There is though a second race to the bottom which is as pernicious, and which the tax havens also facilitate. This is that in regulation abuse. Contrary to what those in the capital markets say (unless they're faced with an impending financial crisis, when they rapidly change their tune) regulation is a good thing fort the efficiency of markets. The reason is simple. Whatever benefits unfettered markets bring on the blackboards of economics lecturers, they cannot deliver the goods in reality precisely because the assumptions that economists make to show that they are beneficial cannot be reproduced in real life. Just look at the 'requirements' section here and you'll see why.

So regulation is needed to ensure that the failures of the market are corrected so that the imperfect market that we have can deliver the best results possible for all. Nowhere is this more necessary in finance. As the recent credit crisis has proven, markets need strong and directed regulation if they are to neither fail or abuse those involved.

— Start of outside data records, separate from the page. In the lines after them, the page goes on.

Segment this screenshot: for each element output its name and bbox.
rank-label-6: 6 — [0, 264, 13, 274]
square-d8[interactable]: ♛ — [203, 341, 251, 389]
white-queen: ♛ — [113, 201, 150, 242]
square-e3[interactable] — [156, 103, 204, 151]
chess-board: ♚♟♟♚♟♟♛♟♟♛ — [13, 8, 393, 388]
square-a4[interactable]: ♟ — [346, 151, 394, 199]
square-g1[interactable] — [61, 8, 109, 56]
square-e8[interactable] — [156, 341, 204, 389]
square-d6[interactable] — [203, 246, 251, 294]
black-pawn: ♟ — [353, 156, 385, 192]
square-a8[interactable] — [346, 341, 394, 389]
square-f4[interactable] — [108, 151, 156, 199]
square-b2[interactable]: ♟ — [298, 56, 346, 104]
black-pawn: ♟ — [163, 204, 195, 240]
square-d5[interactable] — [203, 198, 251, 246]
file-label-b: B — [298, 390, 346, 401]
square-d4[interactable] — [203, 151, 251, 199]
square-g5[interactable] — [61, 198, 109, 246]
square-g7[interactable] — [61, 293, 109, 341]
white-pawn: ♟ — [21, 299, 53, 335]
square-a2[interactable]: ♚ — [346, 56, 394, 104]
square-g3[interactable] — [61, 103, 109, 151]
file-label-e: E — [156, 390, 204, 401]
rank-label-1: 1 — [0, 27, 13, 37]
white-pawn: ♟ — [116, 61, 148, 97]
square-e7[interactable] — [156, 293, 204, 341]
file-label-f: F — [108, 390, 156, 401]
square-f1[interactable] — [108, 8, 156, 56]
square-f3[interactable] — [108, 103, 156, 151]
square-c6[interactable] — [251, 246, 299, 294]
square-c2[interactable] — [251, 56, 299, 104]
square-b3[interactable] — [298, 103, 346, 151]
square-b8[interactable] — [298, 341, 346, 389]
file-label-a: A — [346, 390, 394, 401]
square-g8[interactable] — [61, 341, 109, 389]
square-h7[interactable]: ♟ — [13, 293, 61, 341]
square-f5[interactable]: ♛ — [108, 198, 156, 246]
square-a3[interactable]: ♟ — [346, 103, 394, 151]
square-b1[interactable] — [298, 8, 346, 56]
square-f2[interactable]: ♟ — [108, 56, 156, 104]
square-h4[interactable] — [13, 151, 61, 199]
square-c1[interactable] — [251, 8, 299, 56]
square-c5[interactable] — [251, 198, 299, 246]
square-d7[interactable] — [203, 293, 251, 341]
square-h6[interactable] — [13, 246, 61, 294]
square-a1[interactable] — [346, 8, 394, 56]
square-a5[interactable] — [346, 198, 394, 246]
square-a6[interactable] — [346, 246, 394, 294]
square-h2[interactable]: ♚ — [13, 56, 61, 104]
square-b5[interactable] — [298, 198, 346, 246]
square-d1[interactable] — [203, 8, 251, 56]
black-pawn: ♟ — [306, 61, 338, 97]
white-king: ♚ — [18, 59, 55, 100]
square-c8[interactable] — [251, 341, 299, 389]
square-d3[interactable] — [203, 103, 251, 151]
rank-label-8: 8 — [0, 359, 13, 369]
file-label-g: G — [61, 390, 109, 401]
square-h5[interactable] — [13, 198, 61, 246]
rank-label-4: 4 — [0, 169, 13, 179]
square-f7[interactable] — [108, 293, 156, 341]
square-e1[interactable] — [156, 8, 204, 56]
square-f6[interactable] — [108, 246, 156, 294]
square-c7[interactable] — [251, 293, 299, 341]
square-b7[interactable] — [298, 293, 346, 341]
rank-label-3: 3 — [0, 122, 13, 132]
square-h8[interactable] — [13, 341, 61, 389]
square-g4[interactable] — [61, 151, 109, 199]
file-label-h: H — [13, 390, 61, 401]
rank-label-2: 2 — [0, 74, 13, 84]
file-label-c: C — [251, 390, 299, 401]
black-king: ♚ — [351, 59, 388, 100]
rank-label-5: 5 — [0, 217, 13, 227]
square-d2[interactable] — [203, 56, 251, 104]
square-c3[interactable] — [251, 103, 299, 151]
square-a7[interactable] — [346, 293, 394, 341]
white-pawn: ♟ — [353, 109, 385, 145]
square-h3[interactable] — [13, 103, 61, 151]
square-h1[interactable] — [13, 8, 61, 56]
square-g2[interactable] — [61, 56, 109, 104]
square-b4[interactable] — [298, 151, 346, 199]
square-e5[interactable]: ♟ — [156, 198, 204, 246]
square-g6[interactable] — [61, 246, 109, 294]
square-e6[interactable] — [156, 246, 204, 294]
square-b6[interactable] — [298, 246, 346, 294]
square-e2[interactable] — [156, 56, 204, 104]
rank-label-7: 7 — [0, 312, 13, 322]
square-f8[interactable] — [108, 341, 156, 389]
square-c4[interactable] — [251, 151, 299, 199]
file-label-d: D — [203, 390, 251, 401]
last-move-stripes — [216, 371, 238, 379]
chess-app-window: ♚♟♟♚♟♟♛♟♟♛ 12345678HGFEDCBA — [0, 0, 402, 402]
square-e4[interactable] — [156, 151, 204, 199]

So Jersey's latests foray into modifying its hedge fund regulations is both staggering as to timing, and as to intent. Put simply Jersey has announced that it will no longer regulate any hedge fund that requires that an investor have at least $1 million invested in it. The Wall Street Journal is incredulous about this. It says:

This summer's credit crunch showed just how little investors and regulators know about the assets owned by financial companies. But even as regulators and politicians around the world push for greater oversight of hedge funds, the small English Channel island of Jersey -- a haven for funds thanks to its light regulatory touch and low taxes -- is relaxing its rules even further.

It is a shift that could trigger a race to the bottom among offshore financial centers: The demands that the Financial Services Commission, Jersey's regulator, places on some funds where investors have put in a minimum of at least $1 million will effectively fall to zero as of January.

Funds that choose to set up shop in Jersey -- already home to hedge funds with a total of more than £40 billion, or $81 billion, under management, including the $2.8 billion Ermitage Group and the $640 million Altis Partners Ltd. -- will be able to opt for a regime that requires no regulatory authorization to register, no outside audit and no public filings of prospectus changes, Jersey officials say.

As they note:

Jersey's decision to introduce a new regime "was based on demand from the hedge-fund and other alternative-investment management community, which wanted an unregulated product," said Robert Kirkby, a technical director at Jersey Finance

You bet they did. No one who wants to exploit the abuses that unfettered markets allow wants regulation: it gets in the way of exploitation; exploitation that Jersey has just licenced.

As the WSJ puts it:

Offshore financial centers are outside the purview of U.S. and European regulators, placing oversight of the funds out of reach, even if fund managers are based in financial centers like London and New York.

Too true, and which makes a complete nonsense of Jersey Finance's comment that:

because funds already face regulatory requirements in places like London, they'd rather not suffer an extra layer of time-consuming and duplicating regulation where their funds are incorporated.

They know that's complete nonsense. These funds are incorporated in Jersey to avoid regulation in London and now there won't be any for many of them in Jersey either. Financial Armageddon here we come, care of the States of Jersey - a parliament in name, a small town council in aptitude and a prisoner of the financial services industry in practice.